The models defined here represent what was extracted, not how it was retrieved or parsed. Format-specific behavior and metadata must not alter the semantic meaning of these models.

Content dataclass

Content(raw: bytes, source: str, content_type: Optional[ContentType] = ..., metadata: Optional[Mapping[str, Any]] = ...)

Normalized representation of extracted content.

A Content instance represents a raw content payload along with minimal contextual metadata describing its origin and type.

This class is the primary exchange format between: - Scrapers - Parsers - Downstream consumers

Attributes:

Name Type Description
raw bytes

Raw content bytes as retrieved from the source.

source str

Identifier of the content origin (URL, file path, or logical name).

content_type Optional[ContentType]

Optional MIME type of the content, if known.

metadata Optional[Mapping[str, Any]]

Optional, implementation-defined metadata associated with the content (e.g., headers, encoding hints, extraction notes).

ContentType

Bases: str, Enum

Supported MIME types for extracted content.

This enum represents the declared or inferred media type of the content source.

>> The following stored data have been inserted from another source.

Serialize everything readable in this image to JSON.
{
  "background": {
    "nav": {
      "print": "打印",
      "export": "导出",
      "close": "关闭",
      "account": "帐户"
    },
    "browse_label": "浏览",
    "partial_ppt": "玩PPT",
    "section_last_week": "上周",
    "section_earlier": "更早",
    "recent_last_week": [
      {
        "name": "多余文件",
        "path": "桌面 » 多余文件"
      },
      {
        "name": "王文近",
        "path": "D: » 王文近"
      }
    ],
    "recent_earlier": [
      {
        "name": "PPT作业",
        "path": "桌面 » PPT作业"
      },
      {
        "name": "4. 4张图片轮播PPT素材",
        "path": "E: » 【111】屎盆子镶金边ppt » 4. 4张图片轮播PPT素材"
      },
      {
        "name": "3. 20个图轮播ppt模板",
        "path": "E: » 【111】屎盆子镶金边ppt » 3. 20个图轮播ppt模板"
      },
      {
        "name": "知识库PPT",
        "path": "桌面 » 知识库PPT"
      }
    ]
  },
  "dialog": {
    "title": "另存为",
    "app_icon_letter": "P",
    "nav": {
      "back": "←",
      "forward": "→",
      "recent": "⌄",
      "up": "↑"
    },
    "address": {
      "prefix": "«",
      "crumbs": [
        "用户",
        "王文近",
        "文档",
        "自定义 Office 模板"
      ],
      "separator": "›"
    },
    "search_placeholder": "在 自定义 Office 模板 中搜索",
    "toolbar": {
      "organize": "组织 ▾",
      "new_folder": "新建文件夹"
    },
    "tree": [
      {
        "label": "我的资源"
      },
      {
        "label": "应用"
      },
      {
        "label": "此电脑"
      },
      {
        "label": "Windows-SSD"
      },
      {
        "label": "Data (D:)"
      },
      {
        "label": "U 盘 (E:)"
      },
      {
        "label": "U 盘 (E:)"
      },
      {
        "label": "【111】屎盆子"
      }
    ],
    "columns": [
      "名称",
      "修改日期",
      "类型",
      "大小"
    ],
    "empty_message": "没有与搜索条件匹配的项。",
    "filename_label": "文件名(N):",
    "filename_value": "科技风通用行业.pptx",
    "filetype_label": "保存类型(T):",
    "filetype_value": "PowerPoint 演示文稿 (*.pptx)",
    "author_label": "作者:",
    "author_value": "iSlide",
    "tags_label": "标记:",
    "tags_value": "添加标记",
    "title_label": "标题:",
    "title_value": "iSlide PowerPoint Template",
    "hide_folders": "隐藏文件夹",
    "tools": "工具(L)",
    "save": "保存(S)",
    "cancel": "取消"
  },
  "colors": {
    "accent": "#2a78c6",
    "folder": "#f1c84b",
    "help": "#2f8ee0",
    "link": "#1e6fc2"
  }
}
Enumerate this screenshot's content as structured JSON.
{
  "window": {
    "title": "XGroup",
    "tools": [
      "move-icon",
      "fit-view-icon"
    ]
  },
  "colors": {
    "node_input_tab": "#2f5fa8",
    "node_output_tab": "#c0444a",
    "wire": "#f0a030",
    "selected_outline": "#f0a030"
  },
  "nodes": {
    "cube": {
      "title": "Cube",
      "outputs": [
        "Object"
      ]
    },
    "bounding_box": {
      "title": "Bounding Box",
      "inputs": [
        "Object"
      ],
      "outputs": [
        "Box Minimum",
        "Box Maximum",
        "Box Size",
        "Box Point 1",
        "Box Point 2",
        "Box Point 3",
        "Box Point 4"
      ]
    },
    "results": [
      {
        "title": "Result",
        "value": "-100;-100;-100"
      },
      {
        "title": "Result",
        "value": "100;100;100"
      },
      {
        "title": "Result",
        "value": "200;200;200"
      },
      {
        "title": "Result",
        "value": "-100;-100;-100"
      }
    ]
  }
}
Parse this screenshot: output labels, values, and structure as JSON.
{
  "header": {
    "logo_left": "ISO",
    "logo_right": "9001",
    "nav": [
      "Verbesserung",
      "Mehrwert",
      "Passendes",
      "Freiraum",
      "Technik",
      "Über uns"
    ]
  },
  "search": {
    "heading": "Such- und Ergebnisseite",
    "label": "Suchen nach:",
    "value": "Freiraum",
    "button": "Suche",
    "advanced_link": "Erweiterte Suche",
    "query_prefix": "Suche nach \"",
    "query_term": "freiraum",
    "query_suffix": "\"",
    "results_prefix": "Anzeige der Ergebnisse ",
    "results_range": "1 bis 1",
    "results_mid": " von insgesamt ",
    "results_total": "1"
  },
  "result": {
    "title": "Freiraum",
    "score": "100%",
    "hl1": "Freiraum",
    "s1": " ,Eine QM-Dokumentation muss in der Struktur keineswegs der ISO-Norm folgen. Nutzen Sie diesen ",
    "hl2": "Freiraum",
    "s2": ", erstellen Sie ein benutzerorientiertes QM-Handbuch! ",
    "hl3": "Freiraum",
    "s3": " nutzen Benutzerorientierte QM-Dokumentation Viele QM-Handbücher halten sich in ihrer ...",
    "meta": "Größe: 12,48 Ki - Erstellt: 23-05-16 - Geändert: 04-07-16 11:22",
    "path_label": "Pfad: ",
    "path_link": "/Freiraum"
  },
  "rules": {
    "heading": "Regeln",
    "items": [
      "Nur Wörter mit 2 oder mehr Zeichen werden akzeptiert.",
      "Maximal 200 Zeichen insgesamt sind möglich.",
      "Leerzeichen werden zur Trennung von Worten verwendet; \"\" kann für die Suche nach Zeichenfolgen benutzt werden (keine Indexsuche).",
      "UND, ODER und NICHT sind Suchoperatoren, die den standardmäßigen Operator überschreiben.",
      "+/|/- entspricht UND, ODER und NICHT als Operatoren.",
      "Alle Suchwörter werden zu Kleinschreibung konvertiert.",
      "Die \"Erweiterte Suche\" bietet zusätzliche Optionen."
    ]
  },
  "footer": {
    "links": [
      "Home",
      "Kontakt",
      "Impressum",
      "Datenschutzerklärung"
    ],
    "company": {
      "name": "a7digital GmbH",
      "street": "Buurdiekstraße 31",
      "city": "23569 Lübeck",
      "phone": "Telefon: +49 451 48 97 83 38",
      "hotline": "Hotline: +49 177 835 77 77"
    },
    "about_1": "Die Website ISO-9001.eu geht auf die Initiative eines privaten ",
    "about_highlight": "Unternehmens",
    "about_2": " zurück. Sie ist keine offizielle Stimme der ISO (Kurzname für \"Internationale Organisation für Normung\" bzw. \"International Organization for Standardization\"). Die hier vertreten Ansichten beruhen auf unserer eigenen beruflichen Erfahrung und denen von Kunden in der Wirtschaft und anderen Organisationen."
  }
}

It is primarily used for routing content to the appropriate parser or downstream consumer.

HTML class-attribute instance-attribute

HTML = 'text/html'

HTML document content.

JSON class-attribute instance-attribute

JSON = 'application/json'

JSON document content.

PDF class-attribute instance-attribute

PDF = 'application/pdf'

PDF document content.

XML class-attribute instance-attribute

XML = 'application/xml'

XML document content.